Different viruses have evolved strategies that inhibit apoptosis of the host cell early in infection and/or induce apoptosis in the host cell late in infection. In this study, it was investigated if and when porcine reproductive and respiratory syndrome virus (PRRSV) modulates apoptosis in PRRSV-infected macrophages. The PRRSV replication cycle in macrophages was completed within 12 h post-inoculation (hpi). PRRSV-infected macrophages, treated with staurosporine at 4, 5, 6 and 8 hpi, were significantly protected against staurosporine-induced apoptosis, but PRRSV-infected macrophages, treated with staurosporine at 12 hpi, were not. In contrast, starting from 12 hpi, all PRRSV-infected macrophages died by caspase-dependent apoptosis, which culminated in secondary necrosis.
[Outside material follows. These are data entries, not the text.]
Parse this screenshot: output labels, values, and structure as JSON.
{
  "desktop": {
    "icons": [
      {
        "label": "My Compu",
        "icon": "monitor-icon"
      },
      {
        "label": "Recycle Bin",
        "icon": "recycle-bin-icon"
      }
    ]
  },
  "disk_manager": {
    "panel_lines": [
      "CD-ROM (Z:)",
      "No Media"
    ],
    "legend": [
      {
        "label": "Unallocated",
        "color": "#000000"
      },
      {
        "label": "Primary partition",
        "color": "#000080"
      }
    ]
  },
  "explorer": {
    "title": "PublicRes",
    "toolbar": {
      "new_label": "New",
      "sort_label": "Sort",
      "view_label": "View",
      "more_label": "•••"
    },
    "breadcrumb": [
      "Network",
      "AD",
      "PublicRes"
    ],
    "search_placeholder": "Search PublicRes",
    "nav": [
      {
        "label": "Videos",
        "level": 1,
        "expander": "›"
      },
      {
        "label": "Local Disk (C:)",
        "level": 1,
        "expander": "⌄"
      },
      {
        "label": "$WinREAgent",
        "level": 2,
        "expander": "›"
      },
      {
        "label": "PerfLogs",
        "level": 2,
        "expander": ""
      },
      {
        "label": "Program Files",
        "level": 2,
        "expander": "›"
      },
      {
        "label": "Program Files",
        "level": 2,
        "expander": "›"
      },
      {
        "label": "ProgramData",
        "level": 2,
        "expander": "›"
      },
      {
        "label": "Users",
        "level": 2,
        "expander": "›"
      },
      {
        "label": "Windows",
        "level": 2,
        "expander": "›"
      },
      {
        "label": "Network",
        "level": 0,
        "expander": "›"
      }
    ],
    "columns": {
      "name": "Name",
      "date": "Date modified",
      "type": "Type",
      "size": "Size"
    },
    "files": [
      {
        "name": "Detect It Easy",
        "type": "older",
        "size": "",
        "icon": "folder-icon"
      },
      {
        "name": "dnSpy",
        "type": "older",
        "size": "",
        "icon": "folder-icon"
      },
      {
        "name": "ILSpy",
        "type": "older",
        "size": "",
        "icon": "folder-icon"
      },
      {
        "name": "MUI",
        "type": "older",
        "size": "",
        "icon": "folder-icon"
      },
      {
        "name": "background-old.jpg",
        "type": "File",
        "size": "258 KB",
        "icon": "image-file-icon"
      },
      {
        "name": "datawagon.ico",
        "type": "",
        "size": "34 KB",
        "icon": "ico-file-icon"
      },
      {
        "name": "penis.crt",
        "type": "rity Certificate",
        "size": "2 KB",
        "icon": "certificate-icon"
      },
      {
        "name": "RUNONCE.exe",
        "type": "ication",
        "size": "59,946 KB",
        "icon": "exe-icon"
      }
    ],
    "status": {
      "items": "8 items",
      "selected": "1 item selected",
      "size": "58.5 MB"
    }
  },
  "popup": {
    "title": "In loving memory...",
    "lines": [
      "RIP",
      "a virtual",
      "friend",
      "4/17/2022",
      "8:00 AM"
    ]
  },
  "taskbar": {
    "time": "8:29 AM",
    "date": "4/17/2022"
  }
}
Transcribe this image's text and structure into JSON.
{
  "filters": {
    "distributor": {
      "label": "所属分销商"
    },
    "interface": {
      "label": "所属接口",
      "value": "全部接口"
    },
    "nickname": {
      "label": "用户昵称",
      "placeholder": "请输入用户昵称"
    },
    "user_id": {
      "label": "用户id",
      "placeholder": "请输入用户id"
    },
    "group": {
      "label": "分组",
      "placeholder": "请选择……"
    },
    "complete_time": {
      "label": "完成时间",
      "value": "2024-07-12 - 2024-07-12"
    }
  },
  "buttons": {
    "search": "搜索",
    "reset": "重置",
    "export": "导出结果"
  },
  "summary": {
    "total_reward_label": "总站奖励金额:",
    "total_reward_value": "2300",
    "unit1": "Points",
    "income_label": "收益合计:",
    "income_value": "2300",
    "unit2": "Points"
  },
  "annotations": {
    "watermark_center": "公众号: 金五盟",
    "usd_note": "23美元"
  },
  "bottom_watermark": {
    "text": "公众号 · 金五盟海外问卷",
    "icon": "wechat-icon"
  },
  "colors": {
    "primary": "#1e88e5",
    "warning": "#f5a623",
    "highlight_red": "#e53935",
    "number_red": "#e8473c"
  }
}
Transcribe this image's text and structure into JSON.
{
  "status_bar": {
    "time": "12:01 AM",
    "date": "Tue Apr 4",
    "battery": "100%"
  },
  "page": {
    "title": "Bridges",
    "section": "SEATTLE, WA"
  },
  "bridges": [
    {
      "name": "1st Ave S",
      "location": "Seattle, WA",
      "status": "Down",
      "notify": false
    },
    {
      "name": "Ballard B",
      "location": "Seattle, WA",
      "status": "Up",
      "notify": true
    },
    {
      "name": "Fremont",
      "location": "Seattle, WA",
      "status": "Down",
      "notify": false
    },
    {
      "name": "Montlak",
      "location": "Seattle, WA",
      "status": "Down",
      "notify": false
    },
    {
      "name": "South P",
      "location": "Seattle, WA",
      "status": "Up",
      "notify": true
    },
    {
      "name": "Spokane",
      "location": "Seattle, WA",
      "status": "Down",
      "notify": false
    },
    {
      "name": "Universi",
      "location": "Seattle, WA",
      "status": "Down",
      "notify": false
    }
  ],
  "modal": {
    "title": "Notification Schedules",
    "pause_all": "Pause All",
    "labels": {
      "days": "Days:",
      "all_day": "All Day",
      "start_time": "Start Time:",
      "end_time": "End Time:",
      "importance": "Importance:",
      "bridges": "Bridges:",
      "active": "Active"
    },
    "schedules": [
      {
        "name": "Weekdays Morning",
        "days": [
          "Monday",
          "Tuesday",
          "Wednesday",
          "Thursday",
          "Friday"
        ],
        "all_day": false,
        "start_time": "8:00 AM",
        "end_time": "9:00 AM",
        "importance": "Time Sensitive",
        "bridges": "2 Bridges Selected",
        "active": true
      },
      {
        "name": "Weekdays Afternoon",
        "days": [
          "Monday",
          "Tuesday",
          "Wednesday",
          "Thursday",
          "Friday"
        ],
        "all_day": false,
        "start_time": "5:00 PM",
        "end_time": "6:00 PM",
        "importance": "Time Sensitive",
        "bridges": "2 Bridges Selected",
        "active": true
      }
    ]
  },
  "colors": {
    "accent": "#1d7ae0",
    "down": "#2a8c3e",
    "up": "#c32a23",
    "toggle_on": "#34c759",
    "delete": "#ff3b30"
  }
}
Treatment of PRRSV-infected macrophages with Z-Val-DL-Asp-fluoromethylketone indicated that apoptosis late in infection was not essential for efficient virus release. Anti- and pro-apoptotic activities were also observed in PRRSV-infected Marc-145 cells. In conclusion, this study shows that PRRSV stimulates anti-apoptotic pathways in macrophages early in infection and that PRRSV-infected macrophages die by apoptosis late in infection.